Potret foto zaman dulu |
Pasca kemerdekaan kira-kira dua tahun keadaan ekonomi bangsa Indonesia belum stabil. Kelaparan dan kesenjangan sosial yang tersebar di pelosok negeri menjadi beban kedua bagi presiden. Baru saja terlepas dari jerat penjajah, rupanya sentimen kolonial tak pernah henti untuk menguasai lagi bangsa ini. Di tambah lagi gangguan keamanan yang dilakukan oleh DI/TII Kartosuwiryo semakin menambah keterpurukan di semua lini kehidupan.

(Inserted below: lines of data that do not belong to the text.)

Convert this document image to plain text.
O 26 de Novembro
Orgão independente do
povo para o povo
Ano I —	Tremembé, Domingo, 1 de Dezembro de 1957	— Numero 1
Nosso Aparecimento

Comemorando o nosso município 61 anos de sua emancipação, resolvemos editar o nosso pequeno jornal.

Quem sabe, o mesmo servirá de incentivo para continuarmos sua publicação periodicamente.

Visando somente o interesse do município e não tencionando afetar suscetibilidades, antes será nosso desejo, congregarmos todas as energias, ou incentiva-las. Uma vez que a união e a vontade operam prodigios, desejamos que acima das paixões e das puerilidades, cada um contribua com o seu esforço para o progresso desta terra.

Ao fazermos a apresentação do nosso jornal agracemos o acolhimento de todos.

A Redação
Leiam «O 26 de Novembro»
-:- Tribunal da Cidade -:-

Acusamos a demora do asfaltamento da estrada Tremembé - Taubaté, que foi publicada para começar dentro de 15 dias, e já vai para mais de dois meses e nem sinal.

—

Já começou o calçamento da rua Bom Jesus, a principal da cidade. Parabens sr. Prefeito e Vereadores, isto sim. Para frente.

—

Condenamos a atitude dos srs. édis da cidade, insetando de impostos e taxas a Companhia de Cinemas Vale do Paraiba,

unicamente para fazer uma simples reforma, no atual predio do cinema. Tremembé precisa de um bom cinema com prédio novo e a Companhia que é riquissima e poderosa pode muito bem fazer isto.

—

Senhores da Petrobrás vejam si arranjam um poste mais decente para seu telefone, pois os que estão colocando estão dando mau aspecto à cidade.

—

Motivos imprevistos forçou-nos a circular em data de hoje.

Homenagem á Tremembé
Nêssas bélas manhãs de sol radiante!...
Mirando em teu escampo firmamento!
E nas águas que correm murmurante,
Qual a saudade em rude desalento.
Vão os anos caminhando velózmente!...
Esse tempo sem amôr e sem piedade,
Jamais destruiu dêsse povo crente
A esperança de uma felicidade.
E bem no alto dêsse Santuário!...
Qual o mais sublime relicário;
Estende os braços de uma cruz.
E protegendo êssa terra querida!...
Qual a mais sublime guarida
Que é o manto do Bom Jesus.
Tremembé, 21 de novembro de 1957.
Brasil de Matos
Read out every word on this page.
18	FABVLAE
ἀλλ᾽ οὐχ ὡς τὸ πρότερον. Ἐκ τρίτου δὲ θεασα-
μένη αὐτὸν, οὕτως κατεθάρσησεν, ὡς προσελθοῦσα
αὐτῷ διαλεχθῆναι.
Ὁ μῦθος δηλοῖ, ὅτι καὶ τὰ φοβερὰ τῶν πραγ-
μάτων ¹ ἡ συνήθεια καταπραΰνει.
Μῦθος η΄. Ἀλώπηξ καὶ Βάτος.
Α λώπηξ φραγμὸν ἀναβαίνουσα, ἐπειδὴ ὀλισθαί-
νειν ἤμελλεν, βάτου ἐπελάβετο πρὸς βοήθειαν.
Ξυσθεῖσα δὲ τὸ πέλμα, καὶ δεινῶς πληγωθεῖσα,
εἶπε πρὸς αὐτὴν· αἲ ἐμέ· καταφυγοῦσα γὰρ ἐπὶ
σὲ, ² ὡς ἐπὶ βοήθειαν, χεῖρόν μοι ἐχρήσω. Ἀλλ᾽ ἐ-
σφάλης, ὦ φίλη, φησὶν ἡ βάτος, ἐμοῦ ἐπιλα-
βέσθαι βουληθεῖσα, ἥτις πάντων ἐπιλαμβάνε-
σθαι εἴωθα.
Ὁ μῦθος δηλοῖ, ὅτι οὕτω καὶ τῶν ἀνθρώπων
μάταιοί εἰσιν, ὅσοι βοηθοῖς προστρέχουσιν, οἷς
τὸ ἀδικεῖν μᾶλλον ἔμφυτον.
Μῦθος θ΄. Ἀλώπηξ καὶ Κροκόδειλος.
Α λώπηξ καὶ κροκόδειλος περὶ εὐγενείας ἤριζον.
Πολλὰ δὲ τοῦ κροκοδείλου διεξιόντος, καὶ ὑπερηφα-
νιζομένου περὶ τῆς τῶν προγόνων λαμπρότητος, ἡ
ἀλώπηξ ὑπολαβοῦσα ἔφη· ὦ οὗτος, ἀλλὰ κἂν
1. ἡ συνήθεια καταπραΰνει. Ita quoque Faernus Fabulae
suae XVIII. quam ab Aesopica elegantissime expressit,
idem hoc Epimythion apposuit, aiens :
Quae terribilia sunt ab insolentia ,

Beban bangsa tidak hanya dirasakan oleh para penguasa tetapi juga dirasakan oleh semua masyarakat yang baru saja merasakan udara merdeka. Terutama di lini ekonomi. Kala itu, masyarakat Indonesia merasakan sesak yang tiba-tiba mendesak. Pontang-panting mencari sesuap nasi menjadi hal yang biasa-biasa saja mereka tekuni. Mereka lebih memilih mandiri ketimbang menunggu bantuan dari pemerintah. Sebab, mereka juga sadar, kala itu, bangsa ini baru saja keluar dari jeruji mana mungkin langsung menjadi bangsa yang tak tertandingi.
Baca juga:
- Nama asli Gunung Ciremai adalah Gunung Indrakila?
- Mengulas peninggalan Kerajaan kuna di desa Susukan
Ya, bisa dibilang apapun yang bisa dimakan--mereka makan tanpa memikirkan bergizi atau tidaknya makanan yang mereka dapati. Yang terpenting kenyang!
Morat-marit keadaan ekonomi inilah yang menjadi cikal-bakal lahirnya bisnis burjo yang diinisiasi oleh mantan lurah yaitu Salim Saca Santana. Awalnya, Salim melakukan uji coba membuat resep bubur kacang ijo. Lantas ia membagikannya ke tetangga secara cuma-cuma. Tak dinyana, resep bubur kacang ijo yang Salim buat mendapatkan apresiasi yang kalau digambarkan mah 'Tepuk tangan' dari warga yang pernah mengecap bubur buatannya. Setelah membagikan kepada warga yang berada dilingkungan rumahnya. Kemudian ia berkeliling dan lagi-lagi ia membagikannya secara cuma-cuma alias gratis.
Singkat cerita, Salim yang berasal dari Cimindi Balong Garawangi ini mulai berdagang dengan cara keliling. Rutenya dari jalan Cigodeg-Kebumen, jalan Siliwangi, depan masjid SI, terminal bus (Sekarang taman kota), perempatan jalan Citamba dan berakhir mangkal di pasar lama yang berdekatan dengan tempat bekas bioskop Ciremai dan bekas kantor Mapolres (Sekarang jalan Langlangbuana). Kemudian pada tahun 1950-an, Salim mulai mendirikan warung sederhana di kota Kuningan.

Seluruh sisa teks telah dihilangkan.